A group of graduate students at Penn State was hard at work.
They weren't getting ready for an exam or preparing a paper for a conference. Instead, they were making signs and strategizing. Their goal is to unionize graduate assistants who work for Penn State.
Garret Ducharme is working toward a PhD in physics. He wants to see a union.
“I’ve noticed a lot of problems in my department, things like unequal pay, unequal teaching responsibilities, unequal work responsibilities among graduate students,” Ducharme said.
Ducharme and other grad assistants will vote in April on whether or not to unionize. The dates for voting have been tentatively set for April 10-13 at University Park; April 16 at Penn State Hershey; and April 17 at Penn State Harrisburg.
Katie Warczak is a grad student and spokeswoman for the Coalition of Graduate Employees. She said the coalition wants to make Penn State better.
“It’s about keeping the good in what we have and building up the university and the work that we love so much,” she said.
Health benefits, pay and greater transparency are some of the issues grad students point to. The university counters that it offers good health coverage, competitive stipends and opportunities for grad students to be heard.

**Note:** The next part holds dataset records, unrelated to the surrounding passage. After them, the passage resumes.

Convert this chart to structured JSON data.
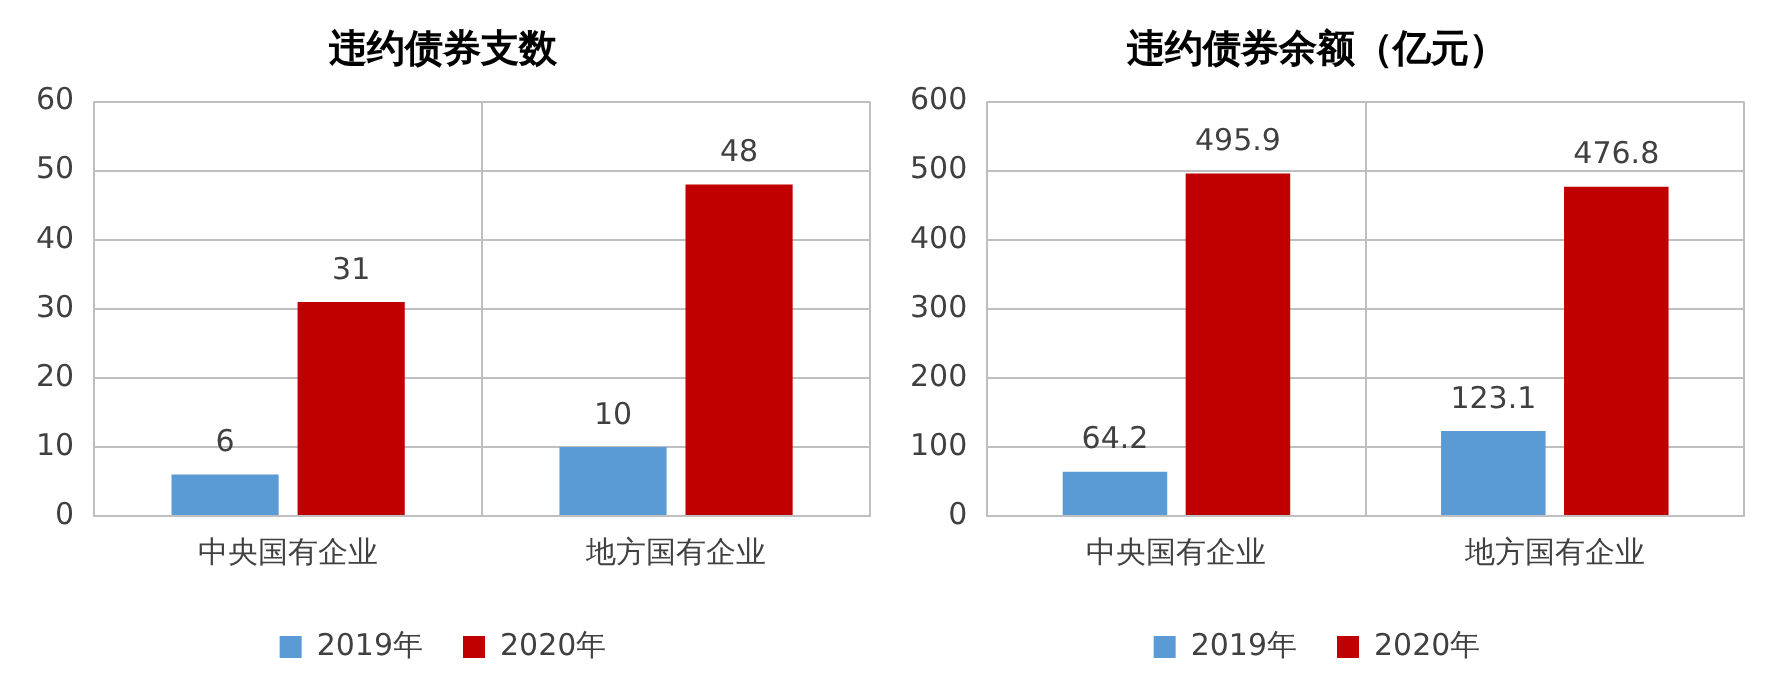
{
  "chart_data": [
    {
      "type": "bar",
      "title": "违约债券支数",
      "categories": [
        "中央国有企业",
        "地方国有企业"
      ],
      "series": [
        {
          "name": "2019年",
          "color": "#5b9bd5",
          "values": [
            6,
            10
          ]
        },
        {
          "name": "2020年",
          "color": "#c00000",
          "values": [
            31,
            48
          ]
        }
      ],
      "ylim": [
        0,
        60
      ],
      "yticks": [
        0,
        10,
        20,
        30,
        40,
        50,
        60
      ],
      "grid": true,
      "legend": "bottom",
      "data_labels": true
    },
    {
      "type": "bar",
      "title": "违约债券余额（亿元）",
      "categories": [
        "中央国有企业",
        "地方国有企业"
      ],
      "series": [
        {
          "name": "2019年",
          "color": "#5b9bd5",
          "values": [
            64.2,
            123.1
          ]
        },
        {
          "name": "2020年",
          "color": "#c00000",
          "values": [
            495.9,
            476.8
          ]
        }
      ],
      "ylim": [
        0,
        600
      ],
      "yticks": [
        0,
        100,
        200,
        300,
        400,
        500,
        600
      ],
      "grid": true,
      "legend": "bottom",
      "data_labels": true
    }
  ]
}
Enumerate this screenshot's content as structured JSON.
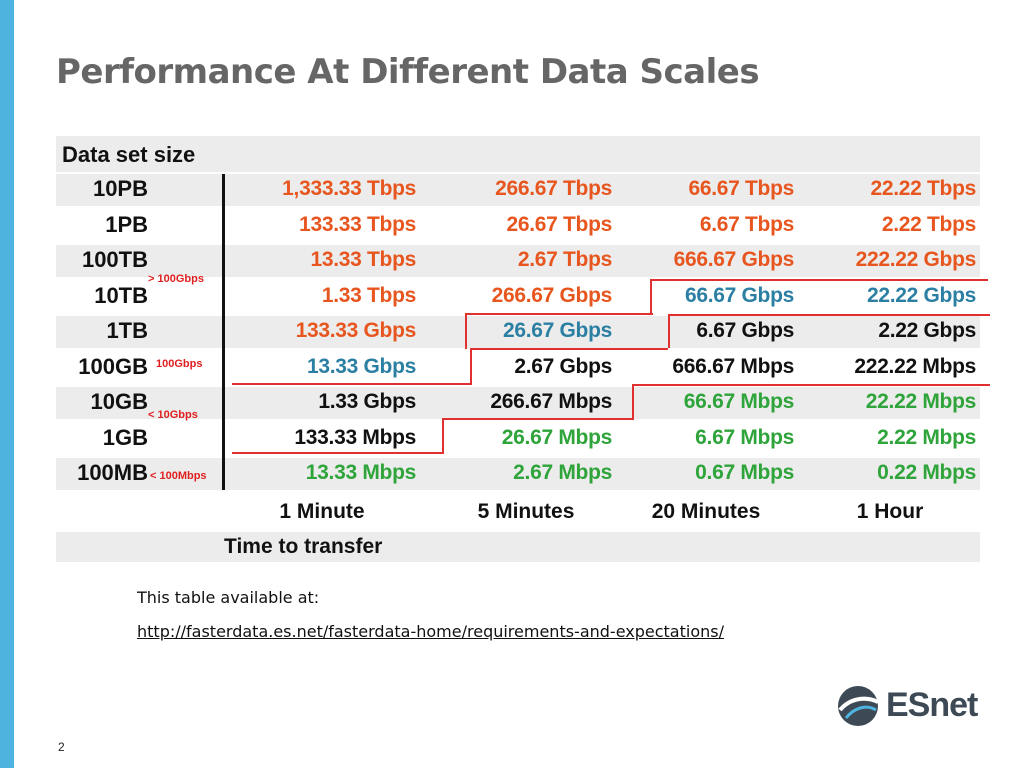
{
  "slide": {
    "title": "Performance At Different Data Scales",
    "page_number": "2"
  },
  "table": {
    "header": "Data set size",
    "rows": [
      {
        "size": "10PB",
        "cells": [
          {
            "text": "1,333.33 Tbps",
            "color": "#e8561f"
          },
          {
            "text": "266.67 Tbps",
            "color": "#e8561f"
          },
          {
            "text": "66.67 Tbps",
            "color": "#e8561f"
          },
          {
            "text": "22.22 Tbps",
            "color": "#e8561f"
          }
        ]
      },
      {
        "size": "1PB",
        "cells": [
          {
            "text": "133.33 Tbps",
            "color": "#e8561f"
          },
          {
            "text": "26.67 Tbps",
            "color": "#e8561f"
          },
          {
            "text": "6.67 Tbps",
            "color": "#e8561f"
          },
          {
            "text": "2.22 Tbps",
            "color": "#e8561f"
          }
        ]
      },
      {
        "size": "100TB",
        "cells": [
          {
            "text": "13.33 Tbps",
            "color": "#e8561f"
          },
          {
            "text": "2.67 Tbps",
            "color": "#e8561f"
          },
          {
            "text": "666.67 Gbps",
            "color": "#e8561f"
          },
          {
            "text": "222.22 Gbps",
            "color": "#e8561f"
          }
        ]
      },
      {
        "size": "10TB",
        "cells": [
          {
            "text": "1.33 Tbps",
            "color": "#e8561f"
          },
          {
            "text": "266.67 Gbps",
            "color": "#e8561f"
          },
          {
            "text": "66.67 Gbps",
            "color": "#2b7fa3"
          },
          {
            "text": "22.22 Gbps",
            "color": "#2b7fa3"
          }
        ]
      },
      {
        "size": "1TB",
        "cells": [
          {
            "text": "133.33 Gbps",
            "color": "#e8561f"
          },
          {
            "text": "26.67 Gbps",
            "color": "#2b7fa3"
          },
          {
            "text": "6.67 Gbps",
            "color": "#111111"
          },
          {
            "text": "2.22 Gbps",
            "color": "#111111"
          }
        ]
      },
      {
        "size": "100GB",
        "cells": [
          {
            "text": "13.33 Gbps",
            "color": "#2b7fa3"
          },
          {
            "text": "2.67 Gbps",
            "color": "#111111"
          },
          {
            "text": "666.67 Mbps",
            "color": "#111111"
          },
          {
            "text": "222.22 Mbps",
            "color": "#111111"
          }
        ]
      },
      {
        "size": "10GB",
        "cells": [
          {
            "text": "1.33 Gbps",
            "color": "#111111"
          },
          {
            "text": "266.67 Mbps",
            "color": "#111111"
          },
          {
            "text": "66.67 Mbps",
            "color": "#2ea43a"
          },
          {
            "text": "22.22 Mbps",
            "color": "#2ea43a"
          }
        ]
      },
      {
        "size": "1GB",
        "cells": [
          {
            "text": "133.33 Mbps",
            "color": "#111111"
          },
          {
            "text": "26.67 Mbps",
            "color": "#2ea43a"
          },
          {
            "text": "6.67 Mbps",
            "color": "#2ea43a"
          },
          {
            "text": "2.22 Mbps",
            "color": "#2ea43a"
          }
        ]
      },
      {
        "size": "100MB",
        "cells": [
          {
            "text": "13.33 Mbps",
            "color": "#2ea43a"
          },
          {
            "text": "2.67 Mbps",
            "color": "#2ea43a"
          },
          {
            "text": "0.67 Mbps",
            "color": "#2ea43a"
          },
          {
            "text": "0.22 Mbps",
            "color": "#2ea43a"
          }
        ]
      }
    ],
    "band_notes": [
      {
        "text": "> 100Gbps",
        "color": "#e02020"
      },
      {
        "text": "100Gbps",
        "color": "#e02020"
      },
      {
        "text": "< 10Gbps",
        "color": "#e02020"
      },
      {
        "text": "< 100Mbps",
        "color": "#e02020"
      }
    ],
    "time_columns": [
      "1 Minute",
      "5 Minutes",
      "20 Minutes",
      "1 Hour"
    ],
    "footer": "Time to transfer",
    "threshold_line_color": "#e03030"
  },
  "source": {
    "label": "This table available at:",
    "url": "http://fasterdata.es.net/fasterdata-home/requirements-and-expectations/"
  },
  "logo": {
    "text": "ESnet",
    "icon": "globe-swoosh-icon",
    "color": "#3d4a55"
  },
  "accent_color": "#4fb3e0"
}
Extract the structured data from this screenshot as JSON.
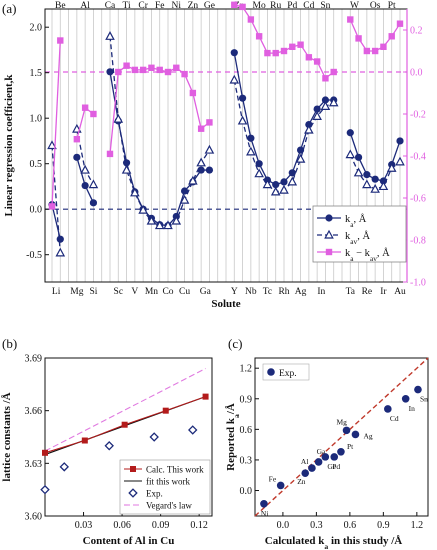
{
  "colors": {
    "navy": "#1c2a7a",
    "magenta": "#e05fe0",
    "dark_red": "#b31b1b",
    "black": "#111111",
    "grid": "#c8c8c8",
    "vegard": "#e07ae0"
  },
  "chart_data": [
    {
      "panel": "(a)",
      "type": "line",
      "xlabel": "Solute",
      "ylabel": "Linear regression coefficient,k",
      "ylim": [
        -0.8,
        2.2
      ],
      "y2lim": [
        -1.0,
        0.3
      ],
      "yticks": [
        "-0.5",
        "0.0",
        "0.5",
        "1.0",
        "1.5",
        "2.0"
      ],
      "y2ticks": [
        "-1.0",
        "-0.8",
        "-0.6",
        "-0.4",
        "-0.2",
        "0.0",
        "0.2"
      ],
      "bottom_labels": [
        "Li",
        "Mg",
        "Si",
        "Sc",
        "V",
        "Mn",
        "Co",
        "Cu",
        "Ga",
        "Y",
        "Nb",
        "Tc",
        "Rh",
        "Ag",
        "In",
        "Ta",
        "Re",
        "Ir",
        "Au"
      ],
      "top_labels": [
        "Be",
        "Al",
        "Ca",
        "Ti",
        "Cr",
        "Fe",
        "Ni",
        "Zn",
        "Ge",
        "Zr",
        "Mo",
        "Ru",
        "Pd",
        "Cd",
        "Sn",
        "W",
        "Os",
        "Pt"
      ],
      "grid": "vertical",
      "hline_left": 0.0,
      "hline_right": 0.0,
      "legend": [
        "k_a, Å",
        "k_av, Å",
        "k_a − k_av, Å"
      ],
      "legend_position": "bottom-right",
      "series": [
        {
          "name": "k_a, Å",
          "axis": "left",
          "segments": [
            {
              "x": [
                1,
                2
              ],
              "y": [
                0.05,
                -0.33
              ]
            },
            {
              "x": [
                4,
                5,
                6
              ],
              "y": [
                0.57,
                0.26,
                0.07
              ]
            },
            {
              "x": [
                8,
                9,
                10,
                11,
                12,
                13,
                14,
                15,
                16,
                17,
                18,
                19,
                20
              ],
              "y": [
                1.51,
                0.97,
                0.51,
                0.19,
                0.0,
                -0.1,
                -0.17,
                -0.18,
                -0.08,
                0.2,
                0.3,
                0.43,
                0.43
              ]
            },
            {
              "x": [
                23,
                24,
                25,
                26,
                27,
                28,
                29,
                30,
                31,
                32,
                33,
                34,
                35
              ],
              "y": [
                1.72,
                1.22,
                0.78,
                0.5,
                0.32,
                0.27,
                0.3,
                0.4,
                0.65,
                0.93,
                1.1,
                1.2,
                1.2
              ]
            },
            {
              "x": [
                37,
                38,
                39,
                40,
                41,
                42,
                43
              ],
              "y": [
                0.84,
                0.57,
                0.38,
                0.33,
                0.31,
                0.49,
                0.75
              ]
            }
          ]
        },
        {
          "name": "k_av, Å",
          "axis": "left",
          "segments": [
            {
              "x": [
                1,
                2
              ],
              "y": [
                0.7,
                -0.48
              ]
            },
            {
              "x": [
                4,
                5,
                6
              ],
              "y": [
                0.88,
                0.43,
                0.27
              ]
            },
            {
              "x": [
                8,
                9,
                10,
                11,
                12,
                13,
                14,
                15,
                16,
                17,
                18,
                19,
                20
              ],
              "y": [
                1.9,
                0.99,
                0.43,
                0.18,
                -0.01,
                -0.13,
                -0.18,
                -0.18,
                -0.13,
                0.1,
                0.31,
                0.51,
                0.65
              ]
            },
            {
              "x": [
                23,
                24,
                25,
                26,
                27,
                28,
                29,
                30,
                31,
                32,
                33,
                34,
                35
              ],
              "y": [
                1.42,
                0.97,
                0.63,
                0.39,
                0.27,
                0.19,
                0.21,
                0.3,
                0.55,
                0.87,
                1.02,
                1.13,
                1.17
              ]
            },
            {
              "x": [
                37,
                38,
                39,
                40,
                41,
                42,
                43
              ],
              "y": [
                0.6,
                0.4,
                0.27,
                0.22,
                0.25,
                0.45,
                0.52
              ]
            }
          ]
        },
        {
          "name": "k_a − k_av, Å",
          "axis": "right",
          "segments": [
            {
              "x": [
                1,
                2
              ],
              "y": [
                -0.64,
                0.15
              ]
            },
            {
              "x": [
                4,
                5,
                6
              ],
              "y": [
                -0.32,
                -0.17,
                -0.2
              ]
            },
            {
              "x": [
                8,
                9,
                10,
                11,
                12,
                13,
                14,
                15,
                16,
                17,
                18,
                19,
                20
              ],
              "y": [
                -0.39,
                0.0,
                0.03,
                0.01,
                0.01,
                0.02,
                0.01,
                -0.0,
                0.02,
                -0.01,
                -0.1,
                -0.27,
                -0.24
              ]
            },
            {
              "x": [
                23,
                24,
                25,
                26,
                27,
                28,
                29,
                30,
                31,
                32,
                33,
                34,
                35
              ],
              "y": [
                0.32,
                0.31,
                0.25,
                0.17,
                0.09,
                0.09,
                0.1,
                0.12,
                0.13,
                0.07,
                0.05,
                -0.03,
                -0.0
              ]
            },
            {
              "x": [
                37,
                38,
                39,
                40,
                41,
                42,
                43
              ],
              "y": [
                0.25,
                0.16,
                0.1,
                0.1,
                0.12,
                0.17,
                0.23
              ]
            }
          ]
        }
      ]
    },
    {
      "panel": "(b)",
      "type": "line",
      "xlabel": "Content of Al in Cu",
      "ylabel": "lattice constants /Å",
      "xlim": [
        0.0,
        0.13
      ],
      "ylim": [
        3.6,
        3.69
      ],
      "xticks": [
        "0.03",
        "0.06",
        "0.09",
        "0.12"
      ],
      "yticks": [
        "3.60",
        "3.63",
        "3.66",
        "3.69"
      ],
      "legend": [
        "Calc. This work",
        "fit this work",
        "Exp.",
        "Vegard's law"
      ],
      "legend_position": "bottom-right",
      "series": [
        {
          "name": "Calc. This work",
          "x": [
            0.0,
            0.031,
            0.062,
            0.094,
            0.125
          ],
          "y": [
            3.636,
            3.643,
            3.652,
            3.66,
            3.668
          ]
        },
        {
          "name": "fit this work",
          "x": [
            0.0,
            0.125
          ],
          "y": [
            3.635,
            3.668
          ]
        },
        {
          "name": "Exp.",
          "x": [
            0.0,
            0.015,
            0.05,
            0.085,
            0.115
          ],
          "y": [
            3.615,
            3.628,
            3.64,
            3.645,
            3.649
          ]
        },
        {
          "name": "Vegard's law",
          "x": [
            0.0,
            0.125
          ],
          "y": [
            3.637,
            3.684
          ]
        }
      ]
    },
    {
      "panel": "(c)",
      "type": "scatter",
      "xlabel": "Calculated k_a in this study /Å",
      "ylabel": "Reported k_a/Å",
      "xlim": [
        -0.25,
        1.3
      ],
      "ylim": [
        -0.25,
        1.3
      ],
      "xticks": [
        "0.0",
        "0.3",
        "0.6",
        "0.9",
        "1.2"
      ],
      "yticks": [
        "0.0",
        "0.3",
        "0.6",
        "0.9",
        "1.2"
      ],
      "legend": [
        "Exp."
      ],
      "legend_position": "top-left",
      "diagonal": true,
      "points": [
        {
          "label": "Ni",
          "x": -0.17,
          "y": -0.13
        },
        {
          "label": "Fe",
          "x": -0.02,
          "y": 0.05
        },
        {
          "label": "Zn",
          "x": 0.2,
          "y": 0.17
        },
        {
          "label": "Al",
          "x": 0.26,
          "y": 0.22
        },
        {
          "label": "Ga",
          "x": 0.32,
          "y": 0.28
        },
        {
          "label": "Ge",
          "x": 0.38,
          "y": 0.33
        },
        {
          "label": "Pd",
          "x": 0.46,
          "y": 0.33
        },
        {
          "label": "Pt",
          "x": 0.52,
          "y": 0.38
        },
        {
          "label": "Mg",
          "x": 0.57,
          "y": 0.59
        },
        {
          "label": "Ag",
          "x": 0.65,
          "y": 0.55
        },
        {
          "label": "Cd",
          "x": 0.94,
          "y": 0.8
        },
        {
          "label": "In",
          "x": 1.1,
          "y": 0.9
        },
        {
          "label": "Sn",
          "x": 1.21,
          "y": 0.99
        }
      ]
    }
  ]
}
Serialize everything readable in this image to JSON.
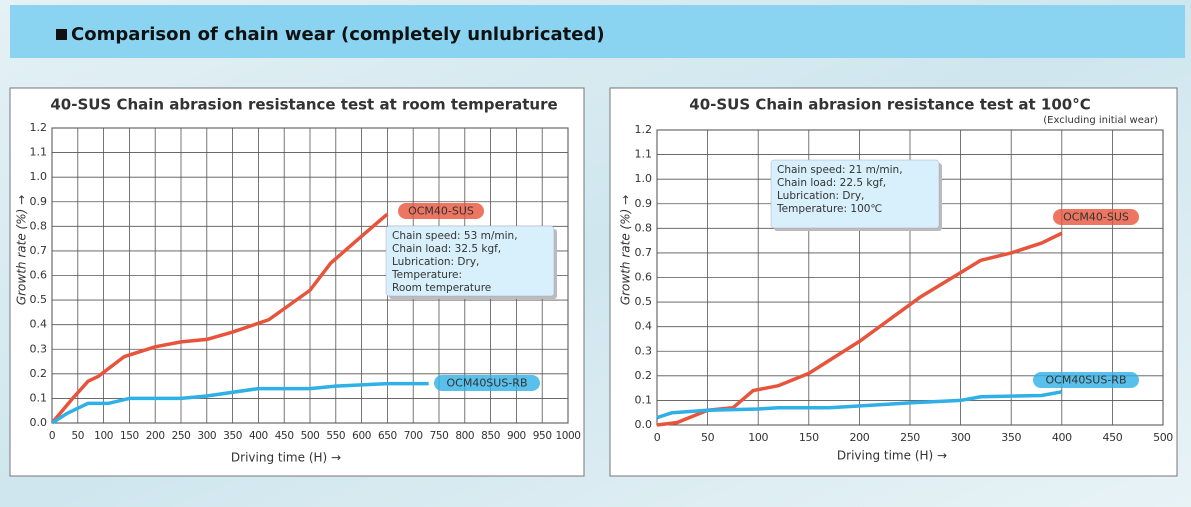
{
  "header": {
    "title": "Comparison of chain wear (completely unlubricated)"
  },
  "chart_data": [
    {
      "type": "line",
      "title": "40-SUS Chain abrasion resistance test at room temperature",
      "x_label": "Driving time (H) →",
      "y_label": "Growth rate (%) →",
      "annotation": [
        "Chain speed: 53 m/min,",
        "Chain load: 32.5 kgf,",
        "Lubrication: Dry,",
        "Temperature:",
        "Room temperature"
      ],
      "xlim": [
        0,
        1000
      ],
      "xticks": [
        0,
        50,
        100,
        150,
        200,
        250,
        300,
        350,
        400,
        450,
        500,
        550,
        600,
        650,
        700,
        750,
        800,
        850,
        900,
        950,
        1000
      ],
      "ylim": [
        0,
        1.2
      ],
      "yticks": [
        {
          "value": 0,
          "label": "0.0"
        },
        0.1,
        0.2,
        0.3,
        0.4,
        0.5,
        0.6,
        0.7,
        0.8,
        0.9,
        {
          "value": 1,
          "label": "1.0"
        },
        1.1,
        1.2
      ],
      "grid": true,
      "series": [
        {
          "name": "OCM40-SUS",
          "color": "#e8543b",
          "x": [
            0,
            40,
            70,
            90,
            140,
            200,
            250,
            300,
            350,
            420,
            500,
            540,
            600,
            650
          ],
          "values": [
            0,
            0.1,
            0.17,
            0.19,
            0.27,
            0.31,
            0.33,
            0.34,
            0.37,
            0.42,
            0.54,
            0.65,
            0.76,
            0.85
          ]
        },
        {
          "name": "OCM40SUS-RB",
          "color": "#2fb0e6",
          "x": [
            0,
            30,
            70,
            110,
            150,
            250,
            300,
            400,
            500,
            550,
            650,
            730
          ],
          "values": [
            0,
            0.04,
            0.08,
            0.08,
            0.1,
            0.1,
            0.11,
            0.14,
            0.14,
            0.15,
            0.16,
            0.16
          ]
        }
      ]
    },
    {
      "type": "line",
      "title": "40-SUS Chain abrasion resistance test at 100°C",
      "subtitle": "(Excluding initial wear)",
      "x_label": "Driving time (H) →",
      "y_label": "Growth rate (%) →",
      "annotation": [
        "Chain speed: 21 m/min,",
        "Chain load: 22.5 kgf,",
        "Lubrication: Dry,",
        "Temperature: 100℃"
      ],
      "xlim": [
        0,
        500
      ],
      "xticks": [
        0,
        50,
        100,
        150,
        200,
        250,
        300,
        350,
        400,
        450,
        500
      ],
      "ylim": [
        0,
        1.2
      ],
      "yticks": [
        {
          "value": 0,
          "label": "0.0"
        },
        0.1,
        0.2,
        0.3,
        0.4,
        0.5,
        0.6,
        0.7,
        0.8,
        0.9,
        {
          "value": 1,
          "label": "1.0"
        },
        1.1,
        1.2
      ],
      "grid": true,
      "series": [
        {
          "name": "OCM40-SUS",
          "color": "#e8543b",
          "x": [
            0,
            20,
            50,
            75,
            95,
            120,
            150,
            200,
            240,
            260,
            300,
            320,
            350,
            380,
            400
          ],
          "values": [
            0,
            0.01,
            0.06,
            0.07,
            0.14,
            0.16,
            0.21,
            0.34,
            0.46,
            0.52,
            0.62,
            0.67,
            0.7,
            0.74,
            0.78
          ]
        },
        {
          "name": "OCM40SUS-RB",
          "color": "#2fb0e6",
          "x": [
            0,
            15,
            50,
            100,
            120,
            170,
            250,
            300,
            320,
            380,
            400
          ],
          "values": [
            0.03,
            0.05,
            0.06,
            0.065,
            0.07,
            0.07,
            0.09,
            0.1,
            0.115,
            0.12,
            0.135
          ]
        }
      ]
    }
  ]
}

In February of this year, a ruling from the Pennsylvania Labor Relations Board found that Penn State grad assistants can vote on unionizing. The decision will follow several years of organizing by grad students and opposition by the university.
Some grad assistants are against it too.
Pat Macko will graduate in May with a PhD. She’s had an assistantship, working 20 hours a week.
“For what I did for 20 hours I was treated extremely fairly over those three and a half years,” Macko said.
She has seen in the past how unions might have been needed, but thinks the conditions are good for grad assistants at Penn State.
“The students that have come to me that are trying to unionize cannot really explain in detail the benefits the GAs would have if they unionize," she said.
Graduate assistants work with faculty, either as teaching assistants or research assistants. The average stipend is about $22,000 this school year, along with health benefits and free tuition.
Chad Drexler doesn’t support the union either. He is working on a PhD in chemistry.
“I thoroughly enjoy the work that I do. I find myself thinking about it before bed every night," Drexler said. "I find myself thinking about it when I wake up. When you can find something you can think about for hours and hours every day, and it feels like work, but it doesn’t feel like work, you know you’ve found what you want to do.”
The university points to that type of in-depth work, saying it could be affected by a union. It argues the union could bargain over the number of hours graduate students spend on research, even if a project requires more time.
Regina Vasilatos-Younken is dean of the graduate school.
She said the unique relationship between faculty mentors and graduate students is the hallmark of graduate degrees. She said that means students work on unique research, their career goals and things that excite them.
“All of that is part of what makes it so distinctive to be in graduate school here and what we are so focused on wanting to preserve because it elevates the degree programs and the quality of what the students get,” she said.
She said there are a number of ways for grad assistants to address problems that do come up.
“We are here for every individual graduate student, and we are solely dedicated to their interests in finding solutions to these things,” she said.
Gordon Lafer doesn’t agree with the university’s position. He’s a professor at the University of Oregon’s Labor Education and Research Center. He says there are "no significant downsides to grad unionization at public or private universities.”
Lafer said unions can take money out of the relationships between faculty and doctoral students, keeping the focus on scholarship and academic merit.
Mary Bellman also supports the grad students. She is on the faculty in the School for Labor and Employment Relations at Penn State. She said a union would mean more protections, like being able to report misconduct without fear of retaliation.
“There’s nothing that I can imagine in a union contract that would prevent them from continuing to fulfill their role as students, and continue to be mentored, continue to perform their same duties,” Bellman said.
Bellman was one of the faculty and staff members at a rally the Coalition of Graduate Employees held recently in front of Old Main, the university’s administration building.
They’re hoping to gather enough support for a yes vote on unionization.
In fall 2017, there were about 4,300 graduate assistants, fellows and trainees across the University.
A date for a vote has not been set, but it is expected this semester.
Correction: Mary Bellman's name was originally misspelled. We apologize for the error.